Chilled Brood is a condition where relatively large areas of brood in all stages die at the same time and turn very dark in colour. Young larvae can survive for several hours at well below normal brood nest temperature (35℃) therefore the probable cause of this condition will be neglect by the adult and nurse bees in the colony. Death is due to a combination of prolonged exposure to cold temperatures and starvation. Examination of colonies in cold weather isn't generally recommended, but where necessary should not have this effect if carried out without swiftly, nurse bees will quickly return to tend and warm the brood.

Note: This is a not a notifiable disease however any suspected incidence of Chalk Brood should be remediated without delay, inform your local beekeeping association / community to alert them of its presence.

Download the Chilled Brood Info Sheet to obtain a printable version of Chilled Brood information, detection and treatment methods for your records.


Image Courtesy The Animal and Plant Health Agency (APHA), © Crown Copyright

Chilled Brood

Chilled Brood (dark in colour), the other brood has normal healthy colouring.

Relatively large areas of dead brood in the brood comb at all stages of development indicate a problem with adults tending the brood, be on the look out for other underlying problems.


Hive Examination - Examination of brood frames and floor debris is required especially in spring. Bees should be gently shaken from the frames to allow full inspection, abnormalities are then easily spotted.

Monitoring - Vigilance is important with all honeybee diseases. Check all apiaries and colonies regularly for health and suspect any colonies that are not thriving where there is no already known reason. Colonies that are not performing well or die out should be examined thoroughly and sealed to prevent robbing and spread of any disease present..
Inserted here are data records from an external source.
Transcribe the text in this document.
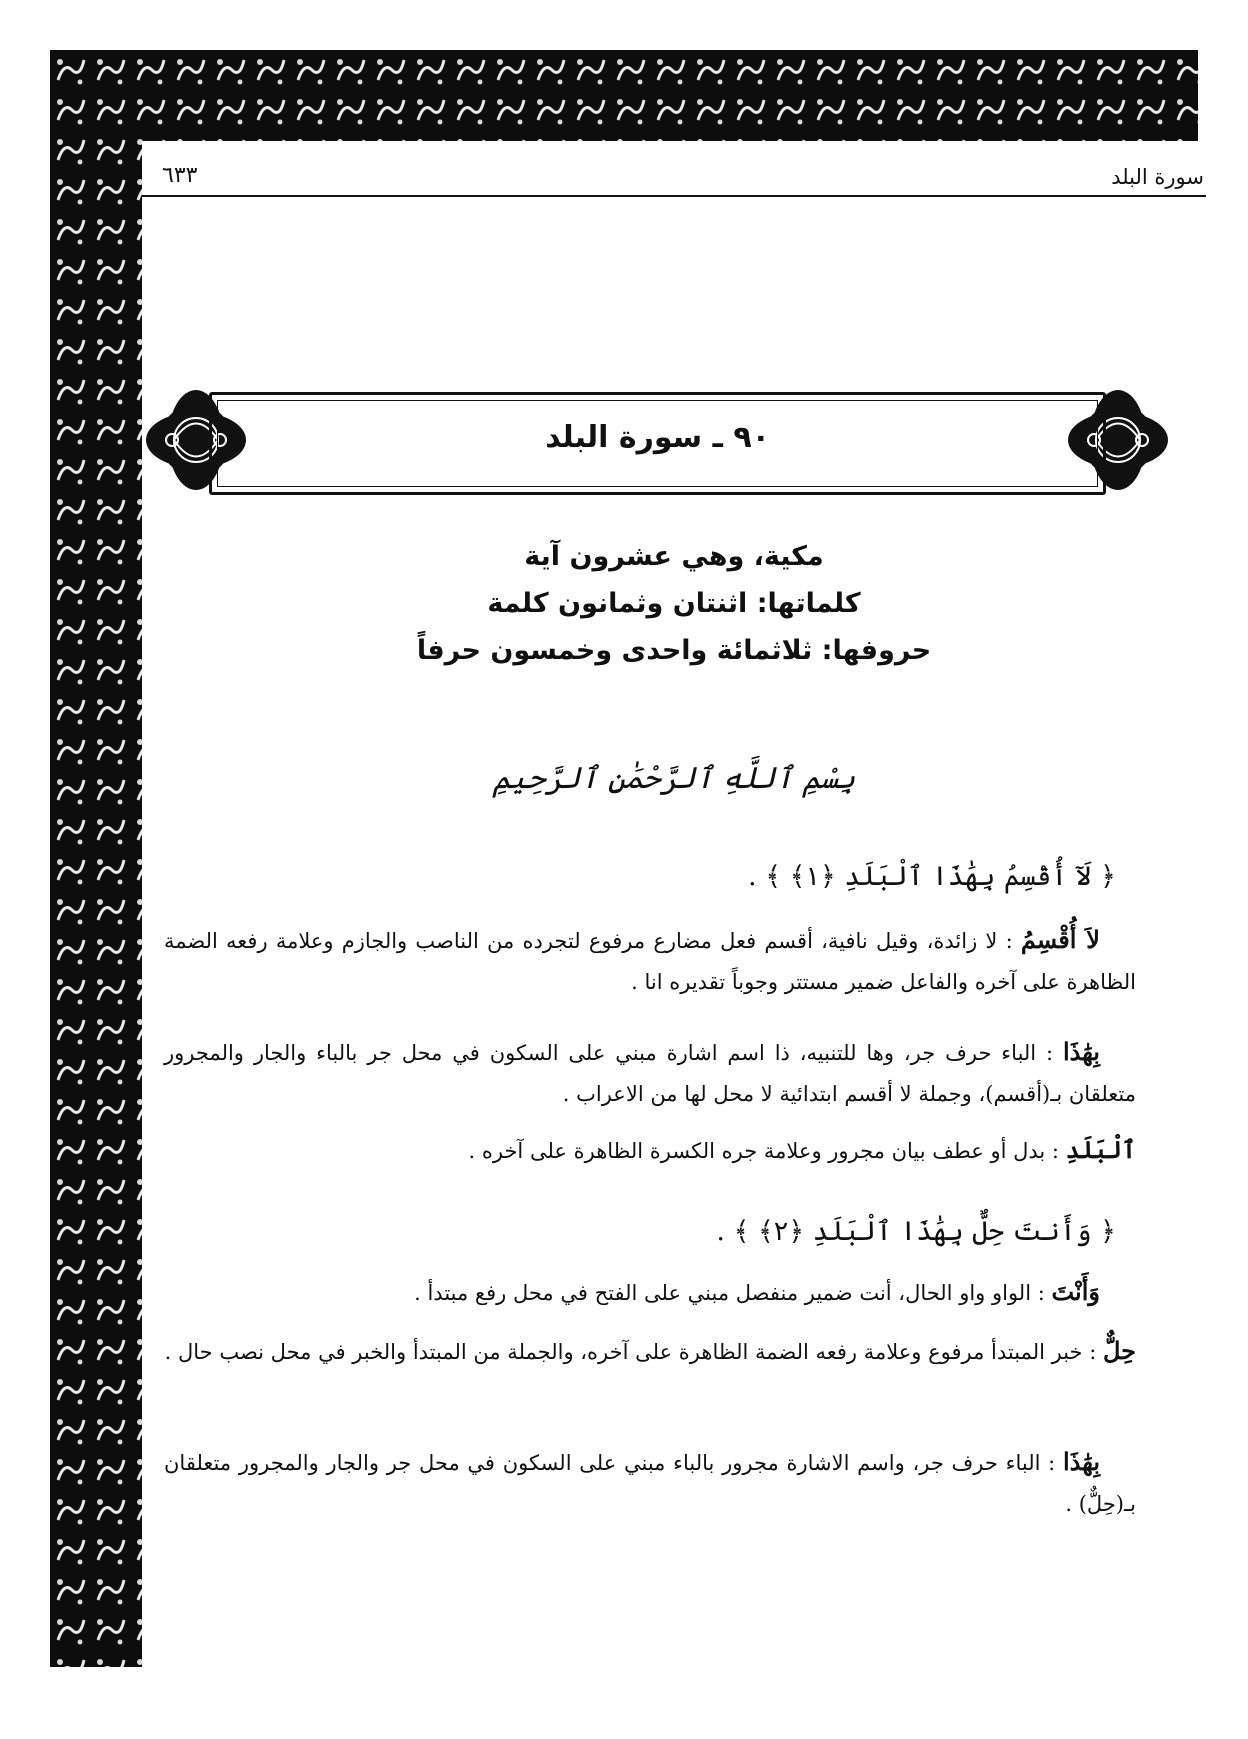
سورة البلد
٦٣٣
٩٠ ـ سورة البلد
مكية، وهي عشرون آية
كلماتها: اثنتان وثمانون كلمة
حروفها: ثلاثمائة واحدى وخمسون حرفاً
بِسْمِ ٱللَّهِ ٱلرَّحْمَٰنِ ٱلرَّحِيمِ
﴿ لَآ أُقْسِمُ بِهَٰذَا ٱلْبَلَدِ ﴿١﴾ ﴾ .
لاَ أُقْسِمُ : لا زائدة، وقيل نافية، أقسم فعل مضارع مرفوع لتجرده من الناصب والجازم وعلامة رفعه الضمة الظاهرة على آخره والفاعل ضمير مستتر وجوباً تقديره انا .
بِهَٰذَا : الباء حرف جر، وها للتنبيه، ذا اسم اشارة مبني على السكون في محل جر بالباء والجار والمجرور متعلقان بـ(أقسم)، وجملة لا أقسم ابتدائية لا محل لها من الاعراب .
ٱلْبَلَدِ : بدل أو عطف بيان مجرور وعلامة جره الكسرة الظاهرة على آخره .
﴿ وَأَنتَ حِلٌّ بِهَٰذَا ٱلْبَلَدِ ﴿٢﴾ ﴾ .
وَأَنْتَ : الواو واو الحال، أنت ضمير منفصل مبني على الفتح في محل رفع مبتدأ .
حِلٌّ : خبر المبتدأ مرفوع وعلامة رفعه الضمة الظاهرة على آخره، والجملة من المبتدأ والخبر في محل نصب حال .
بِهَٰذَا : الباء حرف جر، واسم الاشارة مجرور بالباء مبني على السكون في محل جر والجار والمجرور متعلقان بـ(حِلٌّ) .
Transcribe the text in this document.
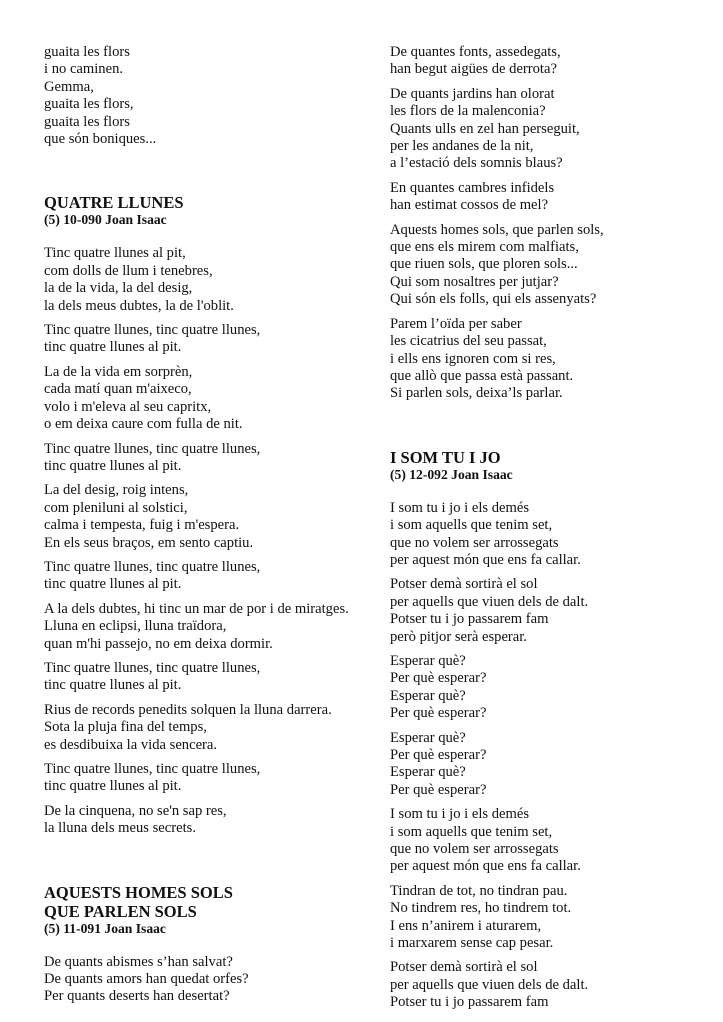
guaita les flors
i no caminen.
Gemma,
guaita les flors,
guaita les flors
que són boniques...
QUATRE LLUNES
(5) 10-090 Joan Isaac
Tinc quatre llunes al pit,
com dolls de llum i tenebres,
la de la vida, la del desig,
la dels meus dubtes, la de l'oblit.
Tinc quatre llunes, tinc quatre llunes,
tinc quatre llunes al pit.
La de la vida em sorprèn,
cada matí quan m'aixeco,
volo i m'eleva al seu capritx,
o em deixa caure com fulla de nit.
Tinc quatre llunes, tinc quatre llunes,
tinc quatre llunes al pit.
La del desig, roig intens,
com pleniluni al solstici,
calma i tempesta, fuig i m'espera.
En els seus braços, em sento captiu.
Tinc quatre llunes, tinc quatre llunes,
tinc quatre llunes al pit.
A la dels dubtes, hi tinc un mar de por i de miratges.
Lluna en eclipsi, lluna traïdora,
quan m'hi passejo, no em deixa dormir.
Tinc quatre llunes, tinc quatre llunes,
tinc quatre llunes al pit.
Rius de records penedits solquen la lluna darrera.
Sota la pluja fina del temps,
es desdibuixa la vida sencera.
Tinc quatre llunes, tinc quatre llunes,
tinc quatre llunes al pit.
De la cinquena, no se'n sap res,
la lluna dels meus secrets.
AQUESTS HOMES SOLS
QUE PARLEN SOLS
(5) 11-091 Joan Isaac
De quants abismes s’han salvat?
De quants amors han quedat orfes?
Per quants deserts han desertat?
De quantes fonts, assedegats,
han begut aigües de derrota?
De quants jardins han olorat
les flors de la malenconia?
Quants ulls en zel han perseguit,
per les andanes de la nit,
a l’estació dels somnis blaus?
En quantes cambres infidels
han estimat cossos de mel?
Aquests homes sols, que parlen sols,
que ens els mirem com malfiats,
que riuen sols, que ploren sols...
Qui som nosaltres per jutjar?
Qui són els folls, qui els assenyats?
Parem l’oïda per saber
les cicatrius del seu passat,
i ells ens ignoren com si res,
que allò que passa està passant.
Si parlen sols, deixa’ls parlar.
I SOM TU I JO
(5) 12-092 Joan Isaac
I som tu i jo i els demés
i som aquells que tenim set,
que no volem ser arrossegats
per aquest món que ens fa callar.
Potser demà sortirà el sol
per aquells que viuen dels de dalt.
Potser tu i jo passarem fam
però pitjor serà esperar.
Esperar què?
Per què esperar?
Esperar què?
Per què esperar?
Esperar què?
Per què esperar?
Esperar què?
Per què esperar?
I som tu i jo i els demés
i som aquells que tenim set,
que no volem ser arrossegats
per aquest món que ens fa callar.
Tindran de tot, no tindran pau.
No tindrem res, ho tindrem tot.
I ens n’anirem i aturarem,
i marxarem sense cap pesar.
Potser demà sortirà el sol
per aquells que viuen dels de dalt.
Potser tu i jo passarem fam
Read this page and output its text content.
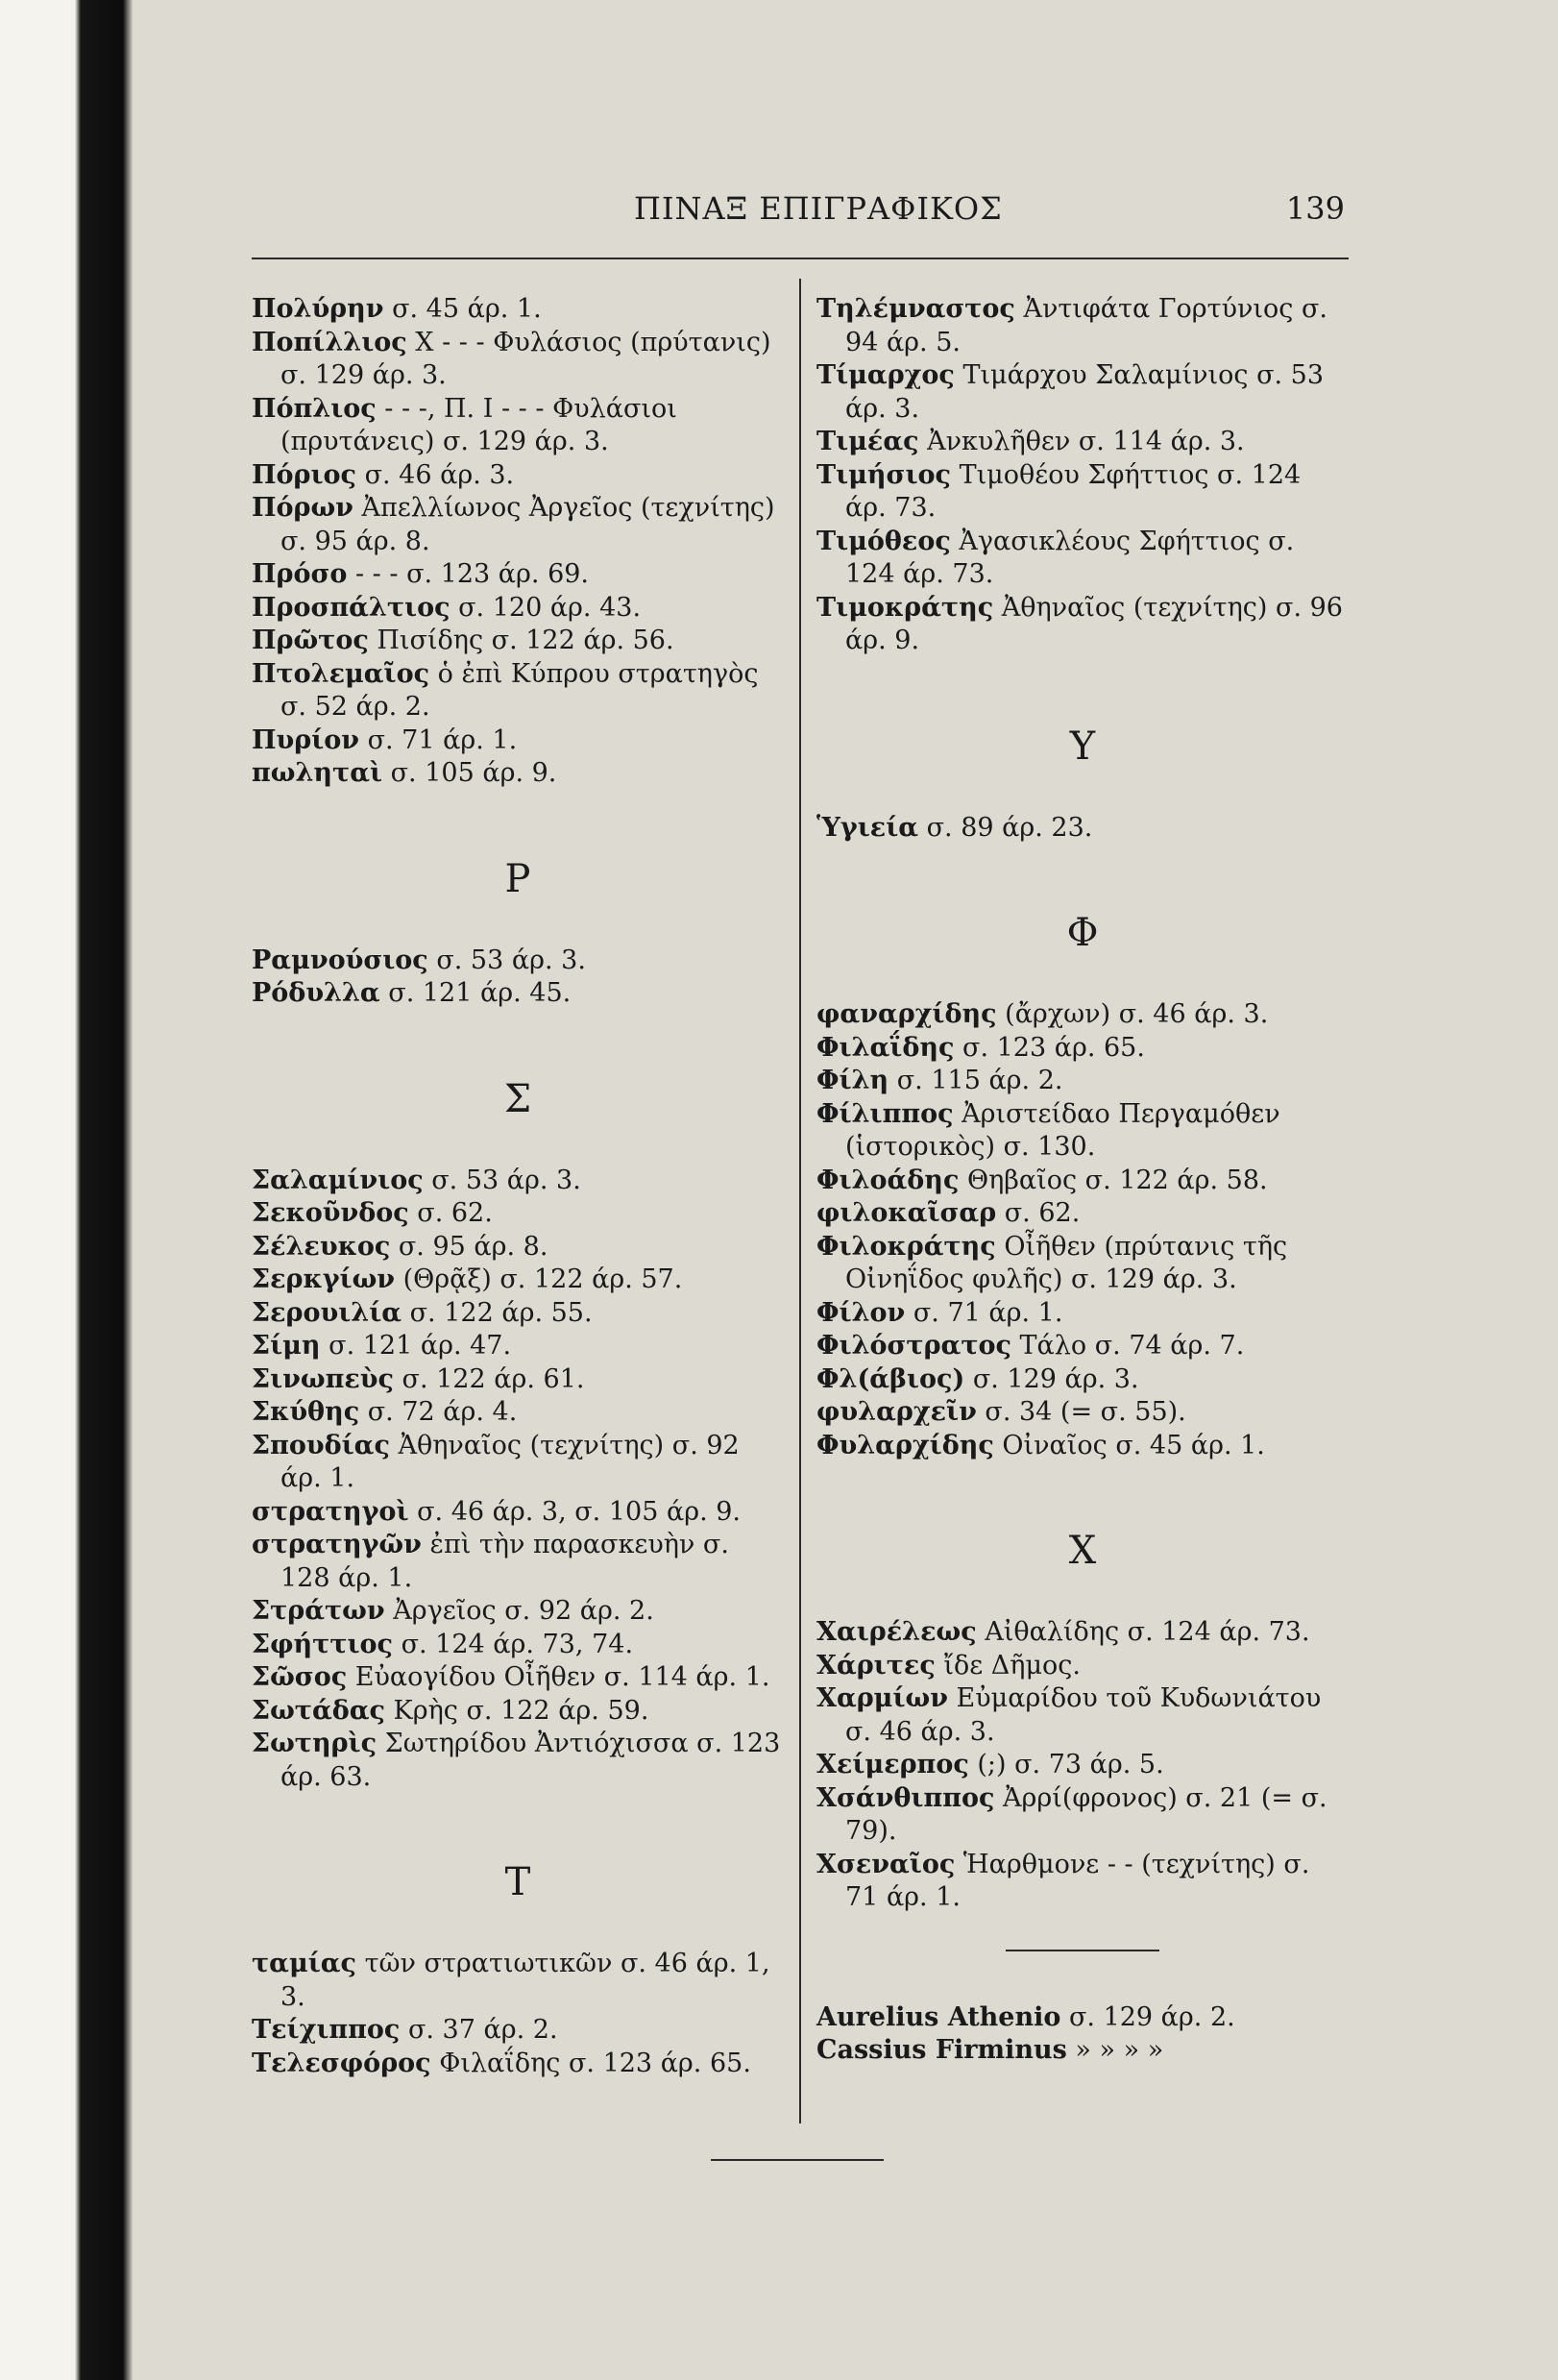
ΠΙΝΑΞ ΕΠΙΓΡΑΦΙΚΟΣ	139

Πολύρην σ. 45 άρ. 1.

Ποπίλλιος Χ - - - Φυλάσιος (πρύτανις) σ. 129 άρ. 3.

Πόπλιος - - -, Π. Ι - - - Φυλάσιοι (πρυτάνεις) σ. 129 άρ. 3.

Πόριος σ. 46 άρ. 3.

Πόρων Ἀπελλίωνος Ἀργεῖος (τεχνίτης) σ. 95 άρ. 8.

Πρόσο - - - σ. 123 άρ. 69.

Προσπάλτιος σ. 120 άρ. 43.

Πρῶτος Πισίδης σ. 122 άρ. 56.

Πτολεμαῖος ὁ ἐπὶ Κύπρου στρατηγὸς σ. 52 άρ. 2.

Πυρίον σ. 71 άρ. 1.

πωληταὶ σ. 105 άρ. 9.

Ρ

Ραμνούσιος σ. 53 άρ. 3.

Ρόδυλλα σ. 121 άρ. 45.

Σ

Σαλαμίνιος σ. 53 άρ. 3.

Σεκοῦνδος σ. 62.

Σέλευκος σ. 95 άρ. 8.

Σερκγίων (Θρᾷξ) σ. 122 άρ. 57.

Σερουιλία σ. 122 άρ. 55.

Σίμη σ. 121 άρ. 47.

Σινωπεὺς σ. 122 άρ. 61.

Σκύθης σ. 72 άρ. 4.

Σπουδίας Ἀθηναῖος (τεχνίτης) σ. 92 άρ. 1.

στρατηγοὶ σ. 46 άρ. 3, σ. 105 άρ. 9.

στρατηγῶν ἐπὶ τὴν παρασκευὴν σ. 128 άρ. 1.

Στράτων Ἀργεῖος σ. 92 άρ. 2.

Σφήττιος σ. 124 άρ. 73, 74.

Σῶσος Εὐαογίδου Οἶῆθεν σ. 114 άρ. 1.

Σωτάδας Κρὴς σ. 122 άρ. 59.

Σωτηρὶς Σωτηρίδου Ἀντιόχισσα σ. 123 άρ. 63.

Τ

ταμίας τῶν στρατιωτικῶν σ. 46 άρ. 1, 3.

Τείχιππος σ. 37 άρ. 2.

Τελεσφόρος Φιλαΐδης σ. 123 άρ. 65.

Τηλέμναστος Ἀντιφάτα Γορτύνιος σ. 94 άρ. 5.

Τίμαρχος Τιμάρχου Σαλαμίνιος σ. 53 άρ. 3.

Τιμέας Ἀνκυλῆθεν σ. 114 άρ. 3.

Τιμήσιος Τιμοθέου Σφήττιος σ. 124 άρ. 73.

Τιμόθεος Ἀγασικλέους Σφήττιος σ. 124 άρ. 73.

Τιμοκράτης Ἀθηναῖος (τεχνίτης) σ. 96 άρ. 9.

Υ

Ὑγιεία σ. 89 άρ. 23.

Φ

φαναρχίδης (ἄρχων) σ. 46 άρ. 3.

Φιλαΐδης σ. 123 άρ. 65.

Φίλη σ. 115 άρ. 2.

Φίλιππος Ἀριστείδαο Περγαμόθεν (ἱστορικὸς) σ. 130.

Φιλοάδης Θηβαῖος σ. 122 άρ. 58.

φιλοκαῖσαρ σ. 62.

Φιλοκράτης Οἶῆθεν (πρύτανις τῆς Οἰνηΐδος φυλῆς) σ. 129 άρ. 3.

Φίλον σ. 71 άρ. 1.

Φιλόστρατος Τάλο σ. 74 άρ. 7.

Φλ(άβιος) σ. 129 άρ. 3.

φυλαρχεῖν σ. 34 (= σ. 55).

Φυλαρχίδης Οἰναῖος σ. 45 άρ. 1.

Χ

Χαιρέλεως Αἰθαλίδης σ. 124 άρ. 73.

Χάριτες ἴδε Δῆμος.

Χαρμίων Εὐμαρίδου τοῦ Κυδωνιάτου σ. 46 άρ. 3.

Χείμερπος (;) σ. 73 άρ. 5.

Χσάνθιππος Ἀρρί(φρονος) σ. 21 (= σ. 79).

Χσεναῖος Ἡαρθμονε - - (τεχνίτης) σ. 71 άρ. 1.

Aurelius Athenio σ. 129 άρ. 2.

Cassius Firminus » » » »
There is no specific treatment recommended for Chilled Brood. Prevention is the best method of controlling this condition by maintaining healthy, strong and vigorous colonies that display good hygienic traits. Always ensure there is enough available food for the colony during periods of bad weather. Good husbandry contributes greatly to overall colony behaviour and health, thereby avoiding the conditions in which Chilled Brood can occur. There is no medical treatment for Chilled Brood. Dead brood will be removed by bees from the cells as soon as the colony grows stronger and returns to normal. Disease prevention is best practice, maintain good apiary housekeeping:

  • Always maintain strong and vigorous colonies that show good hygienic tendencies, re-queen from known healthy colonies.
  • Always maintain a high level of hygiene in all your beekeeping practices
  • Carry out methodical health inspections on a regular basis, checking for brood disease particularly in spring and autumn.
  • Never transfer combs between colonies without checking for brood diseases
  • Systematically replace old brood combs in your hives melting down the old comb to maintain clean and healthy brood.
  • Never bring colonies or equipment into your apiary without establishing their origin, condition, and disease status.
  • Sterilise any secondhand equipment or hive components before introducing them into your apiary
  • Discourage drifting and robbing in the apiary
  • Suspect stray swarm health until you know otherwise
  • Report any incidence of disease or suspicious conditions immediately to your local association


There are no vectors identified for this condition.

Note: beekeepers are the principal and most rapid means of spreading brood pests and diseases.